Serve these lemon dill potatoes straight from the slow cooker crock to keep them warm on the table. They’re perfect alongside roasted or grilled chicken, baked salmon, pork tenderloin, or a simple pan-seared steak. I also love them with a big green salad and some steamed green beans or asparagus for a lighter spring or summer meal. If you’re hosting, you can double the recipe and let guests scoop right from the slow cooker during a holiday or Sunday dinner buffet.
Slow Cooker Lemon Dill Potatoes
Servings: 6
Ingredients
2 pounds small yellow baby potatoes, scrubbed and left whole (or halved if larger)
6 tablespoons unsalted butter, melted
2 tablespoons fresh lemon zest (from about 2 large lemons)
1/4 cup finely chopped fresh dill, plus more for serving if desired
Directions
Lightly grease the inside of your slow cooker crock with a tiny bit of butter or nonstick spray to help prevent sticking and make cleanup easier.
Add the scrubbed yellow baby potatoes to the slow cooker in an even layer. If any potatoes are more than 1 1/2 inches across, cut them in half so they cook at the same rate as the smaller ones.

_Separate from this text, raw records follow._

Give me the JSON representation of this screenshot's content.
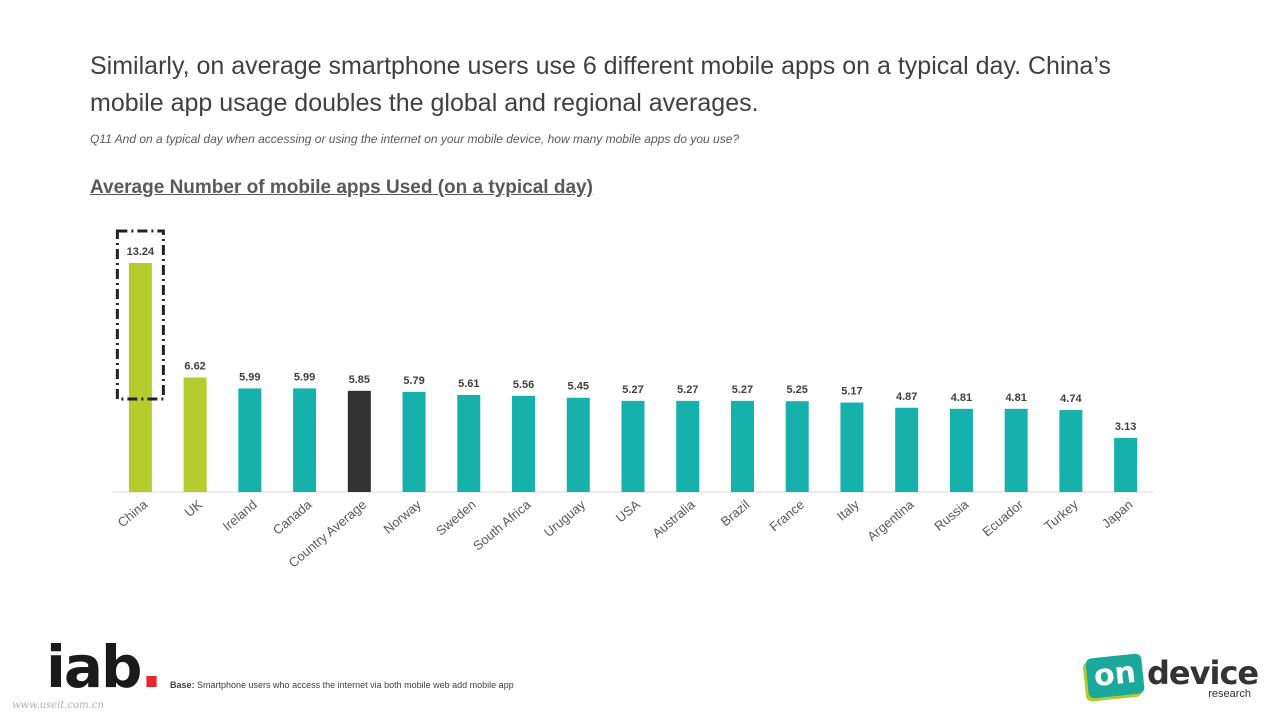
{
  "headline": "Similarly, on average smartphone users use 6 different mobile apps on a typical day. China’s mobile app usage doubles the global and regional averages.",
  "question": "Q11 And on a typical day when accessing or using the internet on your mobile device, how many mobile apps do you use?",
  "chart_title": "Average Number of mobile apps Used (on a typical day)",
  "base_note": {
    "label": "Base:",
    "text": " Smartphone users who access the internet via both mobile web add mobile app"
  },
  "logos": {
    "iab": "iab",
    "iab_dot": ".",
    "ondevice_on": "on",
    "ondevice_device": "device",
    "ondevice_research": "research"
  },
  "watermark": "www.useit.com.cn",
  "colors": {
    "highlight": "#b5cc2e",
    "standard": "#17b1ac",
    "average": "#333333"
  },
  "chart_data": {
    "type": "bar",
    "title": "Average Number of mobile apps Used (on a typical day)",
    "xlabel": "",
    "ylabel": "",
    "ylim": [
      0,
      14
    ],
    "grid": false,
    "categories": [
      "China",
      "UK",
      "Ireland",
      "Canada",
      "Country Average",
      "Norway",
      "Sweden",
      "South Africa",
      "Uruguay",
      "USA",
      "Australia",
      "Brazil",
      "France",
      "Italy",
      "Argentina",
      "Russia",
      "Ecuador",
      "Turkey",
      "Japan"
    ],
    "values": [
      13.24,
      6.62,
      5.99,
      5.99,
      5.85,
      5.79,
      5.61,
      5.56,
      5.45,
      5.27,
      5.27,
      5.27,
      5.25,
      5.17,
      4.87,
      4.81,
      4.81,
      4.74,
      3.13
    ],
    "value_labels": [
      "13.24",
      "6.62",
      "5.99",
      "5.99",
      "5.85",
      "5.79",
      "5.61",
      "5.56",
      "5.45",
      "5.27",
      "5.27",
      "5.27",
      "5.25",
      "5.17",
      "4.87",
      "4.81",
      "4.81",
      "4.74",
      "3.13"
    ],
    "bar_colors": [
      "highlight",
      "highlight",
      "standard",
      "standard",
      "average",
      "standard",
      "standard",
      "standard",
      "standard",
      "standard",
      "standard",
      "standard",
      "standard",
      "standard",
      "standard",
      "standard",
      "standard",
      "standard",
      "standard"
    ],
    "annotation": "dashed box around China"
  }
}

In a small bowl or measuring cup, stir together the melted butter and fresh lemon zest until the zest is evenly distributed. This helps the lemon flavor infuse into the butter before it hits the potatoes.
Pour the lemon butter mixture evenly over the potatoes, using a spatula to scrape out every last bit. Gently toss the potatoes in the crock so they’re lightly coated in the butter and lemon zest.

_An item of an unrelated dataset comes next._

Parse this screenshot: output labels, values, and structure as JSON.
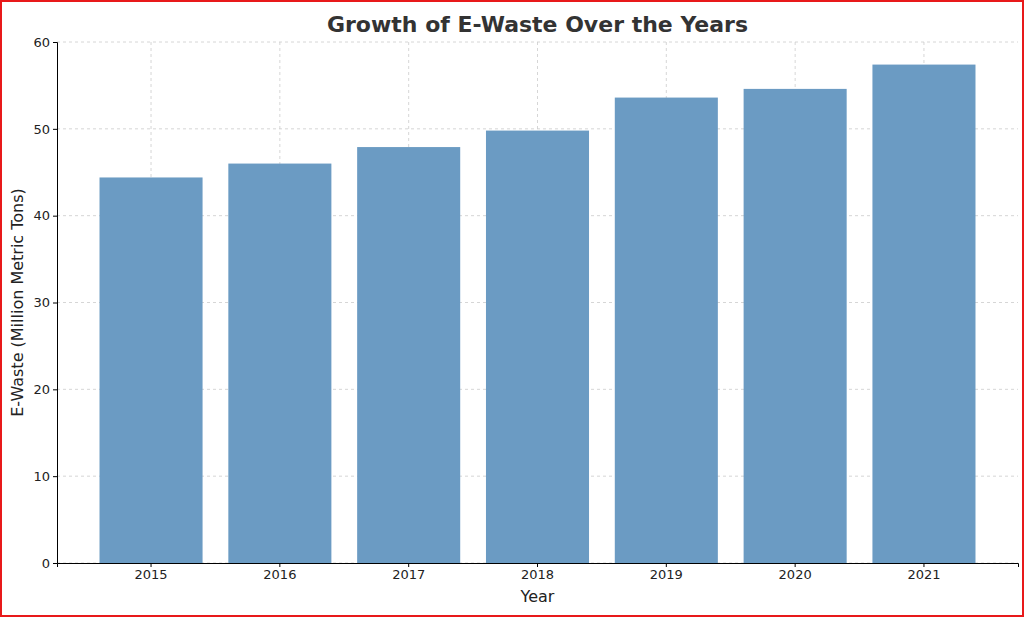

Cover the slow cooker with the lid and cook on LOW for 3 1/2 to 4 1/2 hours, or on HIGH for 2 to 2 1/2 hours, until the potatoes are very tender when pierced with a fork but not falling apart. Avoid lifting the lid too often so the heat and steam stay trapped inside.
Once the potatoes are tender, sprinkle the chopped fresh dill over the hot potatoes. Use a large spoon to gently toss everything together until the dill, butter, and lemon zest coat the potatoes in a glossy, fragrant layer.

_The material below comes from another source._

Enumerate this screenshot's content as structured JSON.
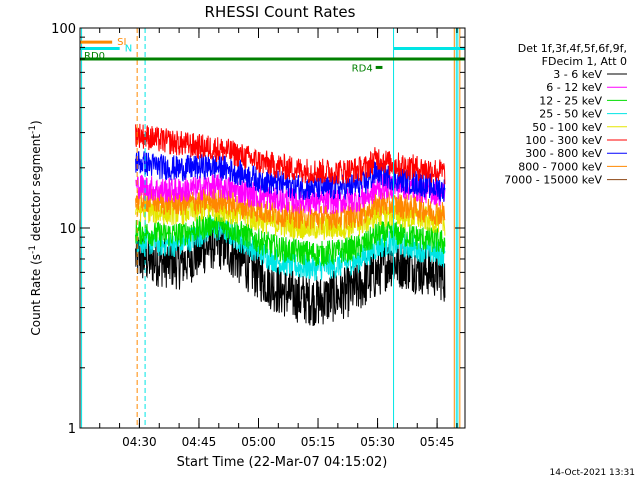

Taste and, if you like, adjust with a tiny extra sprinkle of dill or a bit more lemon zest right in the crock before serving. Serve the potatoes hot, straight from the slow cooker, spooning some of the buttery lemon dill mixture from the bottom of the crock over the top of each portion.
Variations & Tips
If you want a richer finish, stir in an extra tablespoon of melted butter just before serving, or add a small splash of the lemon juice from one of the zested lemons (this technically adds an ingredient, but a squeeze at the table is a nice optional touch). For a slightly different flavor, you can swap half of the dill for fresh parsley or chives while still keeping the bright, herby profile. If you need to hold the potatoes for a bit before dinner, switch the slow cooker to WARM once they’re tender and stir gently every 20–30 minutes so they stay coated and don’t stick. For meal prep, you can scrub the potatoes, zest the lemons, and chop the dill the night before; store the potatoes in the fridge dry and uncovered (so they don’t get slimy), and keep the zest and dill in separate covered containers. Food safety tips: Always start with clean, scrubbed potatoes and make sure they’re not sprouting or soft. Keep the slow cooker on LOW or HIGH as directed until the potatoes are fully cooked; don’t leave it on WARM from the start, as that may keep the potatoes in the temperature “danger zone” too long. Refrigerate any leftovers within 2 hours of cooking in a shallow container, and reheat thoroughly until steaming hot before eating.